Isis has taken control of much of the former government stronghold

A British man who called himself Abu Musa al-Britani reportedly blew himself up in a suicide bombing operation for Isis
A British man who called himself Abu Musa al-Britani reportedly blew himself up in a suicide bombing operation for Isis

A British Isis fighter has reportedly blown himself up in a suicide bombing during the group's offensive on a government stronghold in Iraq.

The so-called Islamic State released pictures of the man, known by his chosen pseudonym Abu Musa al-Britani, on social media today calling him a “martyr”.

He is said to have taken part in one of a number of strikes by the group as it moved into Ramadi.

Charlie Winter, a researcher at the Quilliam Foundation, said the death was announced on official Isis media channels.

Scotland Yard has revealed that more than 700 British extremists have travelled to Syria, with a “significant proportion” making the trip in order to join Isis.

The extremist group claimed it had carried out several attacks on Ramadi, using suicide bombers driving cars.

A Humvee packed with explosives targeted the local government’s education department, another car bomb hit the police headquarters and a third was detonated at the western entrance to the compound.

Three more car bombs blew up near the Anbar Operations Command.

Civilians fled Ramadi as Isis advanced earlier today

Militants are now reported to hold much of the city centre, raising their black flag over local government headquarters and claiming victory over loudspeakers from a mosque.

An anonymous general from the Iraqi army said Isis had taken control of the only major supply route into the city, making it difficult for the government to send reinforcements.

Iraqi forces had retreated to near an operational command centre to protect it, he said, but some elite counter-terrorism forces were surrounded and “fighting for their lives” in the Malaab district of central Ramadi.

“If the government does not send any reinforcements and the coalition air force does not rescue us, we will lose all of Ramadi by midnight,” the major said.

“A massacre will take place and all of us will be slaughtered.

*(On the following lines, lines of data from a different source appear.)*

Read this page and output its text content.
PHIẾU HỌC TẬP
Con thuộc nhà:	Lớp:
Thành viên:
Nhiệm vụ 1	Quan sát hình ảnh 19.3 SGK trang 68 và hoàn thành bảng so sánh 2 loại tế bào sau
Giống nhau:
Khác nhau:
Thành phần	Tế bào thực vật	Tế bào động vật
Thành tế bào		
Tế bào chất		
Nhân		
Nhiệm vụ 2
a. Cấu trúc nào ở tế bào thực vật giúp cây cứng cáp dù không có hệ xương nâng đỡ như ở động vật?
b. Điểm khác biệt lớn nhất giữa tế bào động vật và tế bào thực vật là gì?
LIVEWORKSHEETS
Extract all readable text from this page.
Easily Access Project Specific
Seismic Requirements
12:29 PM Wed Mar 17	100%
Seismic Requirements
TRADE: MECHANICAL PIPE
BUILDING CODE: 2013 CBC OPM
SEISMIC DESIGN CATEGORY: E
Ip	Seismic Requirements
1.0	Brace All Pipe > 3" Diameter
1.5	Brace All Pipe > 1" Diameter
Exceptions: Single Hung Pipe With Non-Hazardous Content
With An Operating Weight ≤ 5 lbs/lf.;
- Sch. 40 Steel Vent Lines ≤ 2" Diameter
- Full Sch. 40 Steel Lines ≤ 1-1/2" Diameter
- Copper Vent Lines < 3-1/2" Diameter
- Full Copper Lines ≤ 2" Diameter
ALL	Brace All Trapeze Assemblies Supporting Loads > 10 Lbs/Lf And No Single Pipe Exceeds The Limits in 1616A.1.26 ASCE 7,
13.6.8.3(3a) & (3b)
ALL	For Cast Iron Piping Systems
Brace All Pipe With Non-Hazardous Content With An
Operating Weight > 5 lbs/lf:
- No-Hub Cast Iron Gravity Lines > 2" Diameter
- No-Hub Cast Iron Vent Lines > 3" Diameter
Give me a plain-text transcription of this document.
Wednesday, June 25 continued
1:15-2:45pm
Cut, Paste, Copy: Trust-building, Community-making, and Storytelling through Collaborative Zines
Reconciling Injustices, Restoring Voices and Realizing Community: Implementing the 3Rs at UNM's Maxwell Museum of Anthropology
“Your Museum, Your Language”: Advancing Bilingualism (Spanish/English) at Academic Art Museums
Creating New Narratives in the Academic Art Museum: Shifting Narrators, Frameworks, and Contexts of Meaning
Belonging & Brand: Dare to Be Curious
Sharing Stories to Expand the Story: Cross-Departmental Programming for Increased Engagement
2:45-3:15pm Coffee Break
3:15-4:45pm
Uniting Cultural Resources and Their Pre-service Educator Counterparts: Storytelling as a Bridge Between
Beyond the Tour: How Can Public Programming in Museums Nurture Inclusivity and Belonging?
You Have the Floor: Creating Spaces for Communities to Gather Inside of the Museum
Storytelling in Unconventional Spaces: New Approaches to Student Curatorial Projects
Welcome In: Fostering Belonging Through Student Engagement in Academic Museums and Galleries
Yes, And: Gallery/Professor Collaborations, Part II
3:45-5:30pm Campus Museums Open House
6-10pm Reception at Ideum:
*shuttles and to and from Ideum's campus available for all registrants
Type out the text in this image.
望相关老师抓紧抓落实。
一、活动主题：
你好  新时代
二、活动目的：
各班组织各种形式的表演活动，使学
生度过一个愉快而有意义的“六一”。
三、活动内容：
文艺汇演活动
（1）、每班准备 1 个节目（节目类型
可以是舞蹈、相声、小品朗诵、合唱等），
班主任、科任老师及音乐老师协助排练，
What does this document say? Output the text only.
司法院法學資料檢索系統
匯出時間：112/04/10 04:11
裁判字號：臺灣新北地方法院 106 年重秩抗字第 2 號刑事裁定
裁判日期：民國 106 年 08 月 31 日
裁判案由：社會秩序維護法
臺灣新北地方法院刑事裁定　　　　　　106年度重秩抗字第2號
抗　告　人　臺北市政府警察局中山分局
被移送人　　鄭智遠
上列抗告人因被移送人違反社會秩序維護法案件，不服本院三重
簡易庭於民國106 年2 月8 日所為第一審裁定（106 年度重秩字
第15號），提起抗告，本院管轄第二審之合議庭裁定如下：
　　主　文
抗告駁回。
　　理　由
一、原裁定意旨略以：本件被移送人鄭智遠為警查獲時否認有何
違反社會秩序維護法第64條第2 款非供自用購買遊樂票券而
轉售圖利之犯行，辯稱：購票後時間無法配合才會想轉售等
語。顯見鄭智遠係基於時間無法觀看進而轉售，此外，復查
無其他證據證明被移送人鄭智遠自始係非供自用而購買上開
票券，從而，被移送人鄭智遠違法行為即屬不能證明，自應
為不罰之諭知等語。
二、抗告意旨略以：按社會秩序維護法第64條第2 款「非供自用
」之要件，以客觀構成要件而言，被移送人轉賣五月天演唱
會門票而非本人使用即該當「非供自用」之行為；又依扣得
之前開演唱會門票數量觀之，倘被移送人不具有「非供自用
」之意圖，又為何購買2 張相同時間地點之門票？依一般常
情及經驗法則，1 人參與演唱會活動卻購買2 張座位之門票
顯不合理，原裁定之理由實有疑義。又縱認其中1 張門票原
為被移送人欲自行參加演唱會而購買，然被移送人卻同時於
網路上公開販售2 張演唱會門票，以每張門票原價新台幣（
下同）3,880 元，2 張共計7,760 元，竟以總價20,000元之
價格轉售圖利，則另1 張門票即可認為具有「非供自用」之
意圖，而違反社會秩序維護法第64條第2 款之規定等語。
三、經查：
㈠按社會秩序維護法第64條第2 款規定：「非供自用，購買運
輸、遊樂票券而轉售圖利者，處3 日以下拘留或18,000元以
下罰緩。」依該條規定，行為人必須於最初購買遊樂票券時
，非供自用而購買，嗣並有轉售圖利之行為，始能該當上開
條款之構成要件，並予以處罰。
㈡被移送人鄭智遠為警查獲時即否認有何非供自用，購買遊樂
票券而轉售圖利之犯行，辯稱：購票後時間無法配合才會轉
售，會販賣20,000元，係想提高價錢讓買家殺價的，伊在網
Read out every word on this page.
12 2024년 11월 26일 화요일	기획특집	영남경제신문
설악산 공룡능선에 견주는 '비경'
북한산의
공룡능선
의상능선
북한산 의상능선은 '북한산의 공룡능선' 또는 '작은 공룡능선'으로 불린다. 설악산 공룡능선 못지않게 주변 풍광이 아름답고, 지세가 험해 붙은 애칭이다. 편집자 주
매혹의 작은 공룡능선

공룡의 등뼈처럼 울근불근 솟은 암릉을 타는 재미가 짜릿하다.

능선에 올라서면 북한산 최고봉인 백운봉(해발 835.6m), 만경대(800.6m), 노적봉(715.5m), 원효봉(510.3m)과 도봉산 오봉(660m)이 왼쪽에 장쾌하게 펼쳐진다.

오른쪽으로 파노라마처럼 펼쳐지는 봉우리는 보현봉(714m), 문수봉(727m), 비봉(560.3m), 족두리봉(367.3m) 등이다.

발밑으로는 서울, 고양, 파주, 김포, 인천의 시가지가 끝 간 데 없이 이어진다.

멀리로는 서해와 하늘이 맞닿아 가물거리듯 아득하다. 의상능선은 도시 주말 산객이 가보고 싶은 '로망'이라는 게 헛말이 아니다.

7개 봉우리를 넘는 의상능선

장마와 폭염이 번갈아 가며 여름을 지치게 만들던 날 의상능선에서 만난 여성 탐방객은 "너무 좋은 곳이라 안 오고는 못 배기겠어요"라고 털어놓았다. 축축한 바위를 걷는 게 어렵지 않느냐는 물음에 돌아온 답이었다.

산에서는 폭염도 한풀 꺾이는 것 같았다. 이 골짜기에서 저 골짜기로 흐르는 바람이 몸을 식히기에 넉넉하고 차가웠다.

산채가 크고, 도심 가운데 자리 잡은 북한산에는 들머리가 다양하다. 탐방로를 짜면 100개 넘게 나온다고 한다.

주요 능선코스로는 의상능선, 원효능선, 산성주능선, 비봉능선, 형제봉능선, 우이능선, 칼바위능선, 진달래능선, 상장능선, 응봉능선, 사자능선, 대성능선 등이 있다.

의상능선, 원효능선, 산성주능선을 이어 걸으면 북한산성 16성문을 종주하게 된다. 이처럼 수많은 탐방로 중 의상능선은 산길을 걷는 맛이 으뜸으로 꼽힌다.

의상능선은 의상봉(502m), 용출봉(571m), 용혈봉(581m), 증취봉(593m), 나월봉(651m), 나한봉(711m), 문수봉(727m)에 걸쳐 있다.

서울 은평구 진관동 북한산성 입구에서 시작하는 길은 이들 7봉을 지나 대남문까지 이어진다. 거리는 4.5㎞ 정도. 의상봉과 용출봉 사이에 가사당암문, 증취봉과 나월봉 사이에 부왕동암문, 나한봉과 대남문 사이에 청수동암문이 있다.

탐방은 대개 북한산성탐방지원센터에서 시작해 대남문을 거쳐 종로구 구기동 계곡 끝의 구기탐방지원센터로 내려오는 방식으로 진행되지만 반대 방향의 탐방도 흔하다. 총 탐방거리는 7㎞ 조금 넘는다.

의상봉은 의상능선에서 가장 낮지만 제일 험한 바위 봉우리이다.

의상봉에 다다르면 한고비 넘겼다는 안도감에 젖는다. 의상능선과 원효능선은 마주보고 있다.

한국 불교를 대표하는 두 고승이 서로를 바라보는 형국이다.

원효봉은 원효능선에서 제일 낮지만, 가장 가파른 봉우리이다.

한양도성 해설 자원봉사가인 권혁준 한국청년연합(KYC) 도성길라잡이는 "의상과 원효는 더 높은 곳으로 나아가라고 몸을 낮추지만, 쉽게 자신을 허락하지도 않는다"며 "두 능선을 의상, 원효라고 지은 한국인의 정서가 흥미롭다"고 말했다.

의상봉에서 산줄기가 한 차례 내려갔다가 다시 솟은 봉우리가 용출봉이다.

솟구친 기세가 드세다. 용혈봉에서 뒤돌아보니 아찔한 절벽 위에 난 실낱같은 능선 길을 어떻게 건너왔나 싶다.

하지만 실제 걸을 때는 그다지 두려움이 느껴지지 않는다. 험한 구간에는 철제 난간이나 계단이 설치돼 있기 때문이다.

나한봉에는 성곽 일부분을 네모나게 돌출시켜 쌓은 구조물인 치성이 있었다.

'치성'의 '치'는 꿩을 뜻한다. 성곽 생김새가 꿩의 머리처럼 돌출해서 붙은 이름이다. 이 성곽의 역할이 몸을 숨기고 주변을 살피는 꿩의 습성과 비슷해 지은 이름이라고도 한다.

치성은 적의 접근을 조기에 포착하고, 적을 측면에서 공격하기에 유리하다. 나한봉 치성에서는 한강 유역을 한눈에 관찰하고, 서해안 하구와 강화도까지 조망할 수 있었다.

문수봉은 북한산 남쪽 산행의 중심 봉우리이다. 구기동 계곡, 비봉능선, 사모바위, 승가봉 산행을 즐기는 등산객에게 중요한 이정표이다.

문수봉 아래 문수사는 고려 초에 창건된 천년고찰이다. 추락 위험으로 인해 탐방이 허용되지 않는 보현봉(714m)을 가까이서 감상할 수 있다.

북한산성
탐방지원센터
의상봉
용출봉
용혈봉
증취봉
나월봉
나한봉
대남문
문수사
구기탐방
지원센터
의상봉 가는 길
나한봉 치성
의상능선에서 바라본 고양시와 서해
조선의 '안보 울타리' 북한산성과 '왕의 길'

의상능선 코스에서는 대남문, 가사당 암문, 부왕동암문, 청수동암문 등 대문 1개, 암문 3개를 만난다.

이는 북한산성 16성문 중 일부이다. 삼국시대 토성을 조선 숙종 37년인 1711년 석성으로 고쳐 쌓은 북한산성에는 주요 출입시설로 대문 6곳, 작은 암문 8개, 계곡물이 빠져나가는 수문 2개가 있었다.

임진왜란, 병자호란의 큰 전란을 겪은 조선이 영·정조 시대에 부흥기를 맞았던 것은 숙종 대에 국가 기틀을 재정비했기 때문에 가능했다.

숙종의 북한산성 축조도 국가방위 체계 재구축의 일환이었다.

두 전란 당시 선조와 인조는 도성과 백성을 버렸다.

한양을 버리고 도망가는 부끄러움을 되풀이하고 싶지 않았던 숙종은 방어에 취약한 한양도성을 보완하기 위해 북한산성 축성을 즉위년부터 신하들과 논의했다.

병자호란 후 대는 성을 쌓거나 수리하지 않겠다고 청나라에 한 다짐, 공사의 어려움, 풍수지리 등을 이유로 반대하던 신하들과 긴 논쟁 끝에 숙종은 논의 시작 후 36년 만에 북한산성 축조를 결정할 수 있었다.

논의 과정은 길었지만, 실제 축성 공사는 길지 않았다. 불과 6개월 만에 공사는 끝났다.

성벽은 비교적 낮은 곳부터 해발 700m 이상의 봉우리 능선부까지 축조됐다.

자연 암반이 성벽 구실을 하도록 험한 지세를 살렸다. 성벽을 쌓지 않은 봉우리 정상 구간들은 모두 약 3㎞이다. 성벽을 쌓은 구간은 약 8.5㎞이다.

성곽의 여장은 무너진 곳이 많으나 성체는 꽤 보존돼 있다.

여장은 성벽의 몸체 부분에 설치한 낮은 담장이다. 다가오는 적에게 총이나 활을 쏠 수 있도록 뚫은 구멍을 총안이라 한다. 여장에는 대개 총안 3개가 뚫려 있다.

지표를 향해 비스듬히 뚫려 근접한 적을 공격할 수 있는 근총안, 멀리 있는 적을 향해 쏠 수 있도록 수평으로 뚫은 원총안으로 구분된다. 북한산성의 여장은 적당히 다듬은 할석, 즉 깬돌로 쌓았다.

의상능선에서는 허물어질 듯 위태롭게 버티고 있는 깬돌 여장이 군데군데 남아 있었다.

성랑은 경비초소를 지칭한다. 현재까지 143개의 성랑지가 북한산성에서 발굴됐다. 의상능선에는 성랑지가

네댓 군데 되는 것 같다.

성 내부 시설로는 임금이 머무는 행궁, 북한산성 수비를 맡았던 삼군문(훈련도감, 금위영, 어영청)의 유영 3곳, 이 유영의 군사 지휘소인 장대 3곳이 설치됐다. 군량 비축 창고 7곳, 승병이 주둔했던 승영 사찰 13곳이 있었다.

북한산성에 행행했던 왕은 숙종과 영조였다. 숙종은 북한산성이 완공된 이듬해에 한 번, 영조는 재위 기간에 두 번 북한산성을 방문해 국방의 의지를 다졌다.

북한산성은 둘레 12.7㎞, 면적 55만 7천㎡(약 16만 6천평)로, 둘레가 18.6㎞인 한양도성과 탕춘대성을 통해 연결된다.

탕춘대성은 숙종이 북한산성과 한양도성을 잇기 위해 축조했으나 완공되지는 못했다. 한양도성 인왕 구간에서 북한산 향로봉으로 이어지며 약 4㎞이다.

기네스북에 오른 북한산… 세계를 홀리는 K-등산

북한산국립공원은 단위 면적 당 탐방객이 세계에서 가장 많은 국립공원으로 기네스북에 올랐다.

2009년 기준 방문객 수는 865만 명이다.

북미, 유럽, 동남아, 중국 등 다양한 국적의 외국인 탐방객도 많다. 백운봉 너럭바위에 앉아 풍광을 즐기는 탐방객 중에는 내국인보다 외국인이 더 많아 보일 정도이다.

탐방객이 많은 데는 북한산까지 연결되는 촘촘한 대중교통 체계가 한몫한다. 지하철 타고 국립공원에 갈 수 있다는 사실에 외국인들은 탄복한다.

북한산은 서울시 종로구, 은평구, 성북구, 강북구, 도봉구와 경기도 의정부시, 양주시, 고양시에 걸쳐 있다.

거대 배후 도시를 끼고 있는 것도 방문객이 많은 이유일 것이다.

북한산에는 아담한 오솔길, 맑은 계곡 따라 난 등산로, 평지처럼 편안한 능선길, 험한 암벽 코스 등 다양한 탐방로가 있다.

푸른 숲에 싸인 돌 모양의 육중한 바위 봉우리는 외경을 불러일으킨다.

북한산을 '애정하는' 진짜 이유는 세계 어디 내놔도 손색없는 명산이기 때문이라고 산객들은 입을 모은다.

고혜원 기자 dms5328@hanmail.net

We have been defending the city for months and we don't deserve to end like this. It's humiliating.”

Iraqi security forces defending their headquarters against Isis in the eastern part of Ramadi on 14 May

The assault started overnight using the six car bombs to reach the city centre and continued with militants on foot, while government forces were still in control of the military command centre to the west of the city.

“The situation in Ramadi is dire, but the city has not fallen and the battle against criminal Daesh (Isis) is still ongoing,” Anbar governor Sohaib al-Rawi said on Twitter.

Ramadi, the capital of Anbar province, is just 60 miles west of Baghdad.

It would be a strategic conquest for the group at a time when opponents hoped US-led air strikes and Kurdish and army operations were slowing its advance across Iraq and Syria.

Ramadi would be the first major city seized by the insurgents in Iraq since security forces and paramilitary groups began pushing them back last year.

It has been the site of vicious battles for months but the insurgents renewed their offensive there in April, crushing government forces' efforts to retake Iraq's largest province of Anbar and use it as a foothold to move north towards Isis’ stronghold of Mosul.

Prime Minister Haider al-Abadi met with military and security leaders as well as the heads of the air force and counter-terrorism on Friday and pledged to intensify efforts to “expel the terrorist gangs from Ramadi”.